National Security Officials Confirm to Rep. Calvert that the Kabul Bomber was Previously Held in Bagram Prison
National security officials have confirmed to Congressman Ken Calvert (CA-42) that the ISIS-K bomber responsible for the August 26, 2021 terror attack at Kabul airport was carried out by an individual who was released from the Bagram prison shortly after the Taliban seized control of the facility on August 15, 2021. The U.S. military abruptly abandoned the facility in July of 2021.
“U.S. national security officials have now confirmed to me the reports that the August 26th Kabul bomber was a known ISIS-K terrorist that was previously detained at the Bagram prison and was released along with thousands of others just days before the deadly attack,” said Rep. Calvert. “President Biden’s disastrous handling of our withdrawal from Afghanistan led to a series of events that culminated with the tragic loss of life on August 26th outside of the Kabul airport. Thirteen Americans, including one of my constituents, were killed because of the poor judgement and execution of our troop withdrawal. The Biden Administration needs to explain why these prisoners were not transferred and secured at another location. Those responsible for these grave errors not only put our brave service members in harm’s way but have now – by our military’s own admission – placed Americans in greater danger than they were before.”
The Kabul bomber has been identified as Abdul Rehman Al-Loghri, a known member of the Islamic State of Khurasan Province (ISIS-K) terrorist group.
The terror attack killed 13 U.S. service members, injured 20 more, as well as killed at least 169 Afghan civilians outside Kabul airport. Marine Corps Lance Corporal Kareem Nikoui, a constituent of the 42nd Congressional District, was among those killed.
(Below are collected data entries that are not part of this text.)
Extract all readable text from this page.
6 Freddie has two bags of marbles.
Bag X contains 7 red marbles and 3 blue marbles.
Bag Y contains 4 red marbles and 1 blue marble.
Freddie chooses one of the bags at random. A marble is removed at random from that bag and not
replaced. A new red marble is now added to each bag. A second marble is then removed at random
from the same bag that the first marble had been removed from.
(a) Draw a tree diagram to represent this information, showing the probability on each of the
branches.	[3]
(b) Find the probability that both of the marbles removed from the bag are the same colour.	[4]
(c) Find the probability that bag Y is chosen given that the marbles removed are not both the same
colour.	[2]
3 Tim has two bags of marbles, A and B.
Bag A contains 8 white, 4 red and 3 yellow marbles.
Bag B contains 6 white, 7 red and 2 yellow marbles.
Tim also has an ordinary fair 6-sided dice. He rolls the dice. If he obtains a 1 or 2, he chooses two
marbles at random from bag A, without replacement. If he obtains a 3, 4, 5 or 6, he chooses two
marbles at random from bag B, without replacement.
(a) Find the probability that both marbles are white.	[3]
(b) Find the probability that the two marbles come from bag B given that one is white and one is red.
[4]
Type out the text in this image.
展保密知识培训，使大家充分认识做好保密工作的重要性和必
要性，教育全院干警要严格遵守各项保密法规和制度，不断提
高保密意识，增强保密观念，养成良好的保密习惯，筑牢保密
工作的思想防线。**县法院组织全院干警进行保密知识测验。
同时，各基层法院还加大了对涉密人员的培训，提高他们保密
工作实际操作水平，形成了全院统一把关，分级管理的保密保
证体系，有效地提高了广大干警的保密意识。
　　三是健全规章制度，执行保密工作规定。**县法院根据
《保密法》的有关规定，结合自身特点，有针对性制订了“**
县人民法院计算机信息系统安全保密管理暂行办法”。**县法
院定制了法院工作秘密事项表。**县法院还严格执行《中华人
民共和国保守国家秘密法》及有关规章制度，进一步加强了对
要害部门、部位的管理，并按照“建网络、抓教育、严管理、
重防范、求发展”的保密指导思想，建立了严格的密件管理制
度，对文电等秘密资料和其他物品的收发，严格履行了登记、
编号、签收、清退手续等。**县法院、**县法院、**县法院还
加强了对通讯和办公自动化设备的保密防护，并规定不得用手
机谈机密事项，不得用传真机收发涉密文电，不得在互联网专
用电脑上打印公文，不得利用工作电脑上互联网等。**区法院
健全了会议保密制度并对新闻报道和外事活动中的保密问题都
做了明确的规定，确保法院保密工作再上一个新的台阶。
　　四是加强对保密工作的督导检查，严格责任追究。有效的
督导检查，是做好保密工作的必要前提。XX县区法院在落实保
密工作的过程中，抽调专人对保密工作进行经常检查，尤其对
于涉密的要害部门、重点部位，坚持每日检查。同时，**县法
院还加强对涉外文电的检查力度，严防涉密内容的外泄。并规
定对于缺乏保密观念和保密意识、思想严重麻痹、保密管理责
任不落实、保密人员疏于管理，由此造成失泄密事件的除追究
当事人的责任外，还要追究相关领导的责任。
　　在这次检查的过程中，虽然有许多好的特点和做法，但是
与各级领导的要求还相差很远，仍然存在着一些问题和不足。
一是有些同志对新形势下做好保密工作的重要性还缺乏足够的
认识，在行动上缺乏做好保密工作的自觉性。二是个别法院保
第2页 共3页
The bomber was incarcerated in Afghanistan’s Bagram prison for the past four years, after being arrested before he carried out a planned bombing attack in New Delhi. According to a report from Indian news outlet Firstpost, he “was handed over to the United States' Central Intelligence Agency by the Research and Analysis Wing in September 2017.”
An intelligence officer who worked on the Abdul Rehman case told Firstpost: "America’s disorganized retreat from Afghanistan has led to hundreds of highly-competent and highly-committed terrorists being set free to rejoin the Islamic State, al-Qaeda and other terrorist groups. Literally a decade’s work on counter-terrorism has been undone by the US' failure to secure key prisoners in Bagram."
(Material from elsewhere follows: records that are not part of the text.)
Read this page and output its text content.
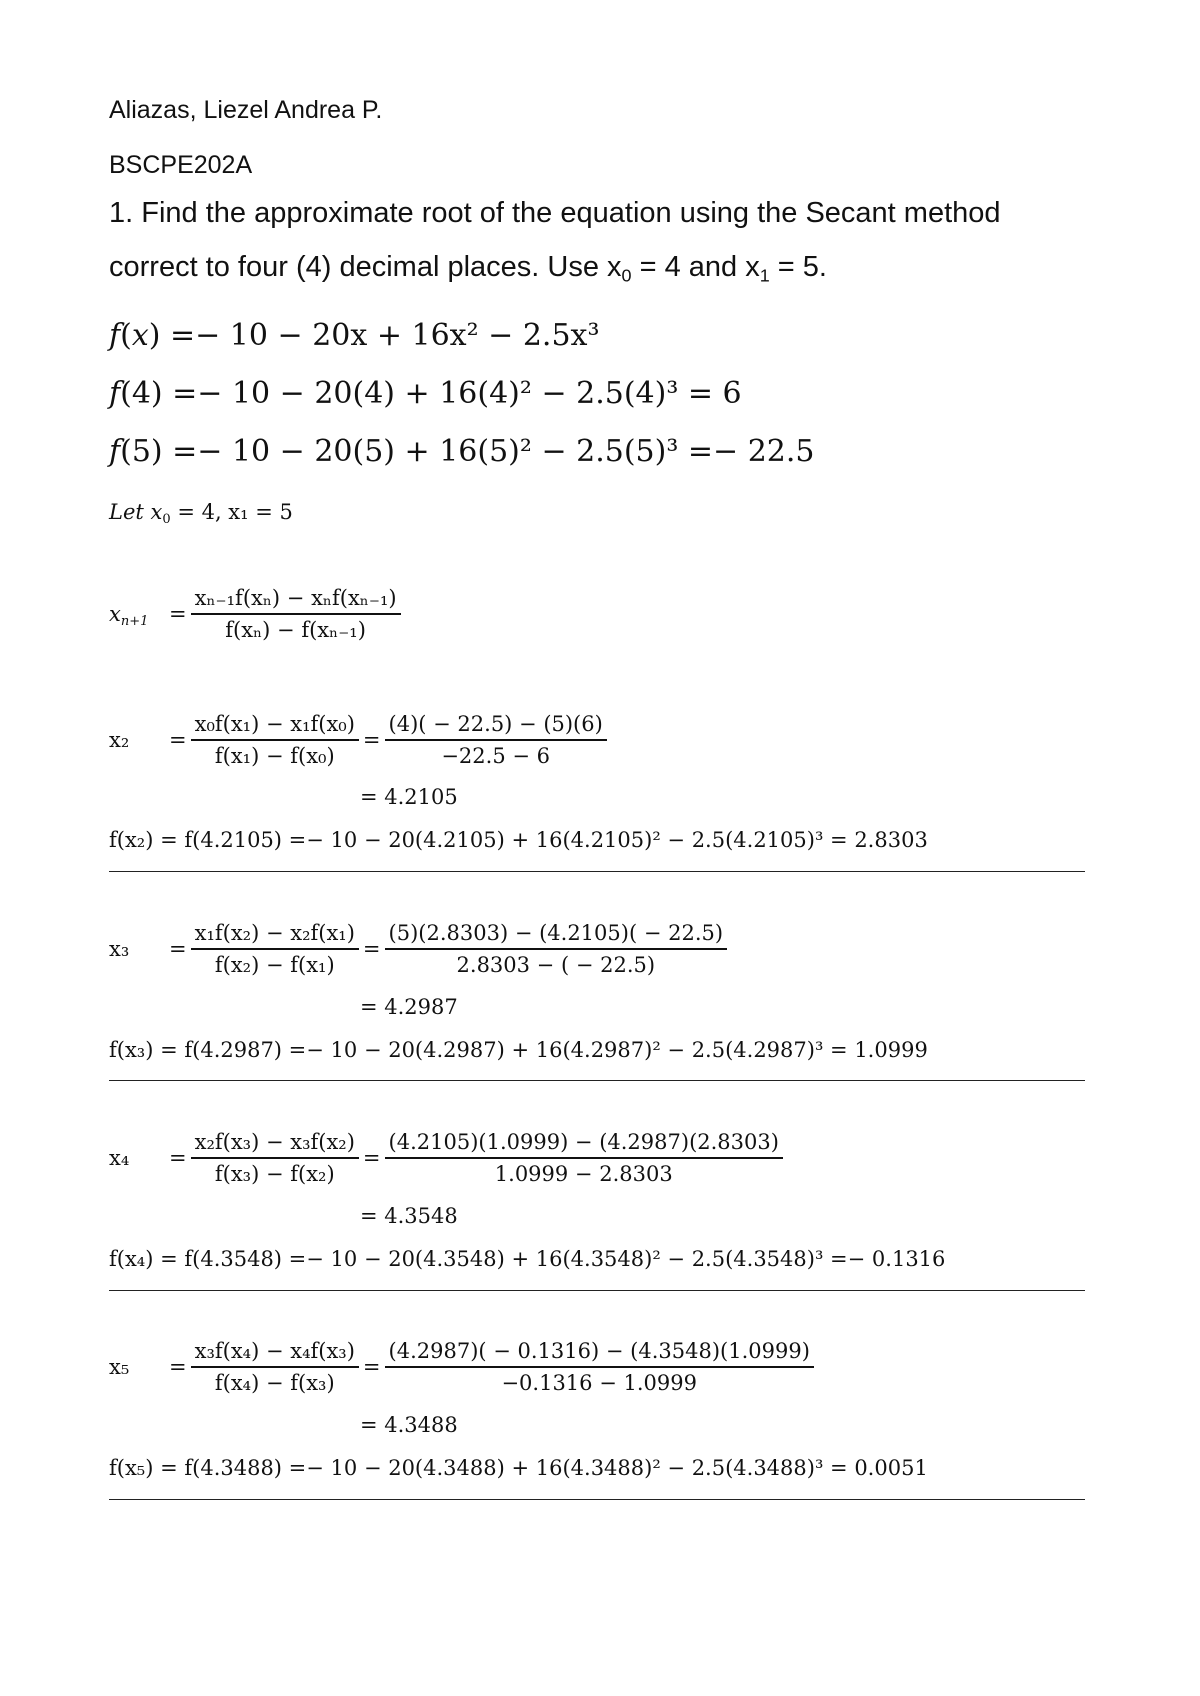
Aliazas, Liezel Andrea P.
BSCPE202A
1. Find the approximate root of the equation using the Secant method
correct to four (4) decimal places. Use $x_0 = 4$ and $x_1 = 5$.
f(x) =− 10 − 20x + 16x² − 2.5x³
f(4) =− 10 − 20(4) + 16(4)² − 2.5(4)³ = 6
f(5) =− 10 − 20(5) + 16(5)² − 2.5(5)³ =− 22.5
Let $x_0 = 4$, x₁ = 5
$x_{n+1} = \frac{\text{xₙ₋₁f(xₙ) − xₙf(xₙ₋₁)}}{\text{f(xₙ) − f(xₙ₋₁)}}$
x₂	= $\frac{\text{x₀f(x₁) − x₁f(x₀)}}{\text{f(x₁) − f(x₀)}} = \frac{(4)( - 22.5) - (5)(6)}{-22.5 - 6}$
= 4.2105
f(x₂) = f(4.2105) =− 10 − 20(4.2105) + 16(4.2105)² − 2.5(4.2105)³ = 2.8303
x₃	= $\frac{\text{x₁f(x₂) − x₂f(x₁)}}{\text{f(x₂) − f(x₁)}} = \frac{(5)(2.8303) - (4.2105)( - 22.5)}{2.8303 - ( - 22.5)}$
= 4.2987
f(x₃) = f(4.2987) =− 10 − 20(4.2987) + 16(4.2987)² − 2.5(4.2987)³ = 1.0999
x₄	= $\frac{\text{x₂f(x₃) − x₃f(x₂)}}{\text{f(x₃) − f(x₂)}} = \frac{(4.2105)(1.0999) - (4.2987)(2.8303)}{1.0999 - 2.8303}$
= 4.3548
f(x₄) = f(4.3548) =− 10 − 20(4.3548) + 16(4.3548)² − 2.5(4.3548)³ =− 0.1316
x₅	= $\frac{\text{x₃f(x₄) − x₄f(x₃)}}{\text{f(x₄) − f(x₃)}} = \frac{(4.2987)( - 0.1316) - (4.3548)(1.0999)}{-0.1316 - 1.0999}$
= 4.3488
f(x₅) = f(4.3488) =− 10 − 20(4.3488) + 16(4.3488)² − 2.5(4.3488)³ = 0.0051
The prisoner swap agreed to last year was negotiated, included a condition that those release would not pose a security threat to the U.S. or its allies, and gave U.S. and Afghan officials to decide who was ultimately released. None of those conditions were present when the U.S. abandoned Bagram without notifying our Afghan partners and the Taliban indiscriminately released thousands of prisoners, including the Kabul bomber, from Bagram in August.